Arce também reconhece que a pior parte das pressões e ameaças em Honduras ocorrem com os repórteres locais. Os três protagonistas da violência são, indica, as forças de segurança do Estado, as quadrilhas e as redes do narcotráfico. Por isso, ele trabalha com um protocolo de segurança que algumas vezes a agência para a qual trabalha teve que tomar medidas adicionais neste sentido. Arce considera que ao menos ele tem esse suporte. “Eu sempre tenho um passaporte para sair do país, os locais não”, diz. “Sem eles, os correspondentes não chegariam a dobrar uma esquina. Mas sempre deixamos algo para trás quando recebemos os prêmios”, lamenta.
Os prêmios chegaram a Ricardo González, jornalista cubano, no exílio. E o que deixou para trás foi sua terra. Ele prefere se chamar “desterrado/desterro”. “Não posso regressar ao meu país”, esclarece. Ele saiu de Cuba em 2010, após passar sete anos preso. Sua condenação era de 20 anos, embora inicialmente ele estava condenado a prisão perpétua por atividades contra a independência e a nação. “Pensavam que com meu trabalho se fomentava uma intervenção estrangeira”, explica.

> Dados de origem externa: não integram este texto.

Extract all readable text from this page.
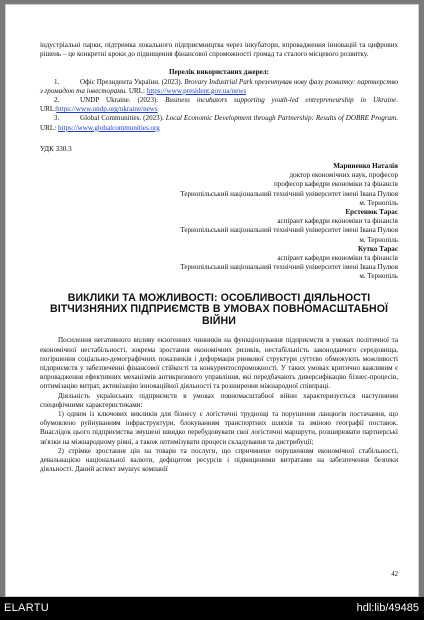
індустріальні парки, підтримка локального підприємництва через інкубатори, впровадження інновацій та цифрових рішень – це конкретні кроки до підвищення фінансової спроможності громад та сталого місцевого розвитку.

Перелік використаних джерел:

1.	Офіс Президента України. (2023). Brovary Industrial Park презентував нову фазу розвитку: партнерство з громадою та інвесторами. URL: https://www.president.gov.ua/news

2.	UNDP Ukraine. (2023). Business incubators supporting youth-led entrepreneurship in Ukraine. URL:https://www.undp.org/ukraine/news

3.	Global Communities. (2023). Local Economic Development through Partnership: Results of DOBRE Program. URL: https://www.globalcommunities.org

УДК 330.3

Мариненко Наталія

доктор економічних наук, професор

професор кафедри економіки та фінансів

Тернопільський національний технічний університет імені Івана Пулюя

м. Тернопіль

Ерстенюк Тарас

аспірант кафедри економіки та фінансів

Тернопільський національний технічний університет імені Івана Пулюя

м. Тернопіль

Кутко Тарас

аспірант кафедри економіки та фінансів

Тернопільський національний технічний університет імені Івана Пулюя

м. Тернопіль

ВИКЛИКИ ТА МОЖЛИВОСТІ: ОСОБЛИВОСТІ ДІЯЛЬНОСТІ ВІТЧИЗНЯНИХ ПІДПРИЄМСТВ В УМОВАХ ПОВНОМАСШТАБНОЇ ВІЙНИ

Посилення негативного впливу екзогенних чинників на функціонування підприємств в умовах політичної та економічної нестабільності, зокрема зростання економічних ризиків, нестабільність законодавчого середовища, погіршення соціально-демографічних показників і деформація ринкової структури суттєво обмежують можливості підприємств у забезпеченні фінансової стійкості та конкурентоспроможності. У таких умовах критично важливим є впровадження ефективних механізмів антикризового управління, які передбачають диверсифікацію бізнес-процесів, оптимізацію витрат, активізацію інноваційної діяльності та розширення міжнародної співпраці.

Діяльність українських підприємств в умовах повномасштабної війни характеризується наступними специфічними характеристиками:

1) одним із ключових викликів для бізнесу є логістичні труднощі та порушення ланцюгів постачання, що обумовлено руйнуванням інфраструктури, блокуванням транспортних шляхів та зміною географії поставок. Внаслідок цього підприємства змушені швидко перебудовувати свої логістичні маршрути, розширювати партнерські зв'язки на міжнародному рівні, а також оптимізувати процеси складування та дистрибуції;

2) стрімке зростання цін на товари та послуги, що спричинене порушенням економічної стабільності, девальвацією національної валюти, дефіцитом ресурсів і підвищеними витратами на забезпечення безпеки діяльності. Даний аспект змушує компанії

42
ELARTU	hdl:lib/49485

A mediação da Igreja Católica o levou para a Espanha. Depois da sua chegada, escrevia numerosas colaborações em veículos internacionais sobre a falta de liberdade de imprensa em seu país. “Mas o eco da situação vai se apagando, e cada vez somos menos notícia. Por isso, acendi o candelabro da literatura”. González, convertido em escritor, já publicou dois romances para jovens.
“Senti pânico”
Enquanto uns se veem forçados a sair pela porta de atrás de seus países; outros vão ali onde estouram os conflitos para contar os fatos. Os repórteres de guerra sempre estão no olho do furacão. “Não é de hoje que estamos em risco, mas a coisa piorou muito. Antes, nas guerras convencionais entre Estados, você sabia quem era cada uma das partes. Agora, as guerras assimétricas são mais perigosas pela confusão dos seus protagonistas. Além disso, uma das práticas é o terrorismo, que pode te pegar a qualquer momento, sobretudo porque vamos juntos uns com os outros. Ficar sempre com militares aumenta as possibilidades de você sofrer um ataque”, afirma a jornalista freelancer Mayte Carrasco que cobriu os pontos quentes do mundo nos últimos anos, Mali, Síria, Líbia, Egito, Afeganistão ou a guerra de Georgia.
Para ela, a Síria foi sem dúvida o local mais inseguro onde trabalhou. “Ali senti pânico, vendo gente morrendo ao meu redor”, relata. Mas Carrasco não titubeia: “Tenho muito claro por que vou. Porque é necessário comprovar você mesmo o que acontece e contar”.
Leia também
>> Informe Anual 2013 do Repórteres sem Fronteis (em espanhol)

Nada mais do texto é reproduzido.